A very vivid memory I have and will never forget is going to see him after I was released from a brief stay in the Neuro-ICU at VGH. My grandfather didn’t usually meet me at the door to his home when I arrived to visit. I usually just quickly knocked and entered without waiting for him to bellow, ‘come in,’ down the stairs. On this particular visit, I hadn’t even made it to the front door before he was down the stairs and out the door himself. He welcomed me on that day with a strong hug and a kiss to my temple. This may seem insignificant to others but to me it was seeing him with his guard down. I saw the worry mixed with relief in his eyes. I saw the unmasked and unfailing love my grandfather had for me.

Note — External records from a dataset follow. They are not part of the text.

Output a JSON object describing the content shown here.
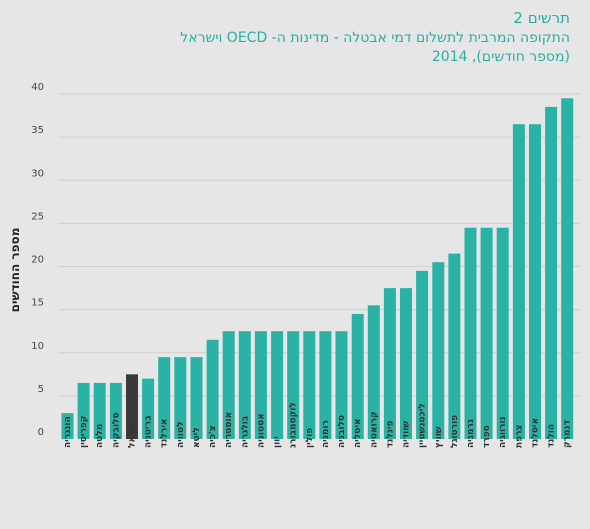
{
  "header": {
    "figure_label": "תרשים 2",
    "title": "התקופה המרבית לתשלום דמי אבטלה - מדינות ה- OECD וישראל",
    "subtitle": "(מספר חודשים), 2014"
  },
  "colors": {
    "bar": "#2ab3a5",
    "highlight": "#3a3a3a",
    "grid": "#cfcfcf",
    "background": "#e6e6e6"
  },
  "chart_data": {
    "type": "bar",
    "title": "התקופה המרבית לתשלום דמי אבטלה - מדינות ה- OECD וישראל",
    "subtitle": "(מספר חודשים), 2014",
    "ylabel": "מספר החודשים",
    "xlabel": "",
    "ylim": [
      0,
      40
    ],
    "yticks": [
      0,
      5,
      10,
      15,
      20,
      25,
      30,
      35,
      40
    ],
    "grid": true,
    "highlight_category": "ישראל",
    "categories": [
      "הונגריה",
      "קפריסין",
      "מלטה",
      "סלובקיה",
      "ישראל",
      "בריטניה",
      "אירלנד",
      "לטוויה",
      "ליטא",
      "צ'כיה",
      "אוסטריה",
      "בולגריה",
      "אסטוניה",
      "יוון",
      "לוקסמבורג",
      "פולין",
      "רומניה",
      "סלובניה",
      "איטליה",
      "קרואטיה",
      "פינלנד",
      "שוודיה",
      "ליכטנשטיין",
      "שוויץ",
      "פורטוגל",
      "גרמניה",
      "ספרד",
      "נורווגיה",
      "צרפת",
      "איסלנד",
      "הולנד",
      "דנמרק"
    ],
    "values": [
      3,
      6.5,
      6.5,
      6.5,
      7.5,
      7,
      9.5,
      9.5,
      9.5,
      11.5,
      12.5,
      12.5,
      12.5,
      12.5,
      12.5,
      12.5,
      12.5,
      12.5,
      14.5,
      15.5,
      17.5,
      17.5,
      19.5,
      20.5,
      21.5,
      24.5,
      24.5,
      24.5,
      36.5,
      36.5,
      38.5,
      39.5
    ]
  }
}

That is a moment in time that stood still for me and I will treasure that moment for the rest of my life.

When I was still in my early twenties my grandfather was told he had a spot on his lung. I am sure you all know where this ends up. My grandfather’s spot grew into a large tumour that encompassed almost the whole left lung. Perhaps because of his earlier medical struggles he chose not to seek any invasive treatment for the initial spot on his lung. He did alright for the first year or two after the initial discovery. He was however, nearing 80 and all that getting older entails was starting to appear. I saw the muscles built over a lifetime dwindle and he didn’t move as spritely as he had years earlier. By the summer of 2011, some glimpses of frailty had begun to set in and he needed more assistance. My visits grew in frequency as well as the number of errands I ran for him. He was a man who clutched his independence to the very end. Running his errands was a slip of that independence he had so long held.

In August of that same year, he was admitted into the emergency room for fluid on the lungs and pain. Within that same week he was moved into the palliative care section of the hospital. I got a call from my parents who were on their way home from a vacation telling me he had been moved. I had been to see my grandfather the day before, as I had every day since his admittance, and was taken aback by the move.  He had taken a turn. They were unsure he would survive that night so I immediately went to see him. My heart was in my throat as I walked into his room. He was sleeping with my aunt by his bedside. She got up, squeezed my shoulder and said she would give me some time alone with him. I sat in a chair by his side, holding his hand with tears streaming down my face willing my parents to get there quickly. I don’t know how long I sat in that quiet dark room before my parents arrived. It seemed like forever and mere seconds all at the same time.

He entered palliative care on a weekend and he would be gone before the next weekend came to pass. Each day during that final week that I went to see him I hoped it wouldn’t be the last. I held his hand, cracked jokes, told him about my days and watched him slip further and further away. He went from verbal, alert and smiling, to non-verbal quickly- almost mercifully quickly. Looking back, I can see that he rallied the night before he slipped permanently away from this earth. I had told him I would be late seeing him the following day because I had an infusion for my MS medication scheduled in a city two hours away. He looked me squarely in the eyes and squeezed my hands with a strength I hadn’t seen in days. He then dropped my hands and reached out for my father who was in the room as well. My father says he holds this memory close because he knew it was important. He was very close with my grandfather as well.  He said as he saw it, my grandfather would have never dropped my hands if it hadn’t have been important. He gave my dad the same tight hand squeezes in what seemed like a quiet goodbye. We left the hospital that night with tears in our eyes and heaviness in our hearts. He left this world early on the morning of August 18. 2011. My heart was shattered.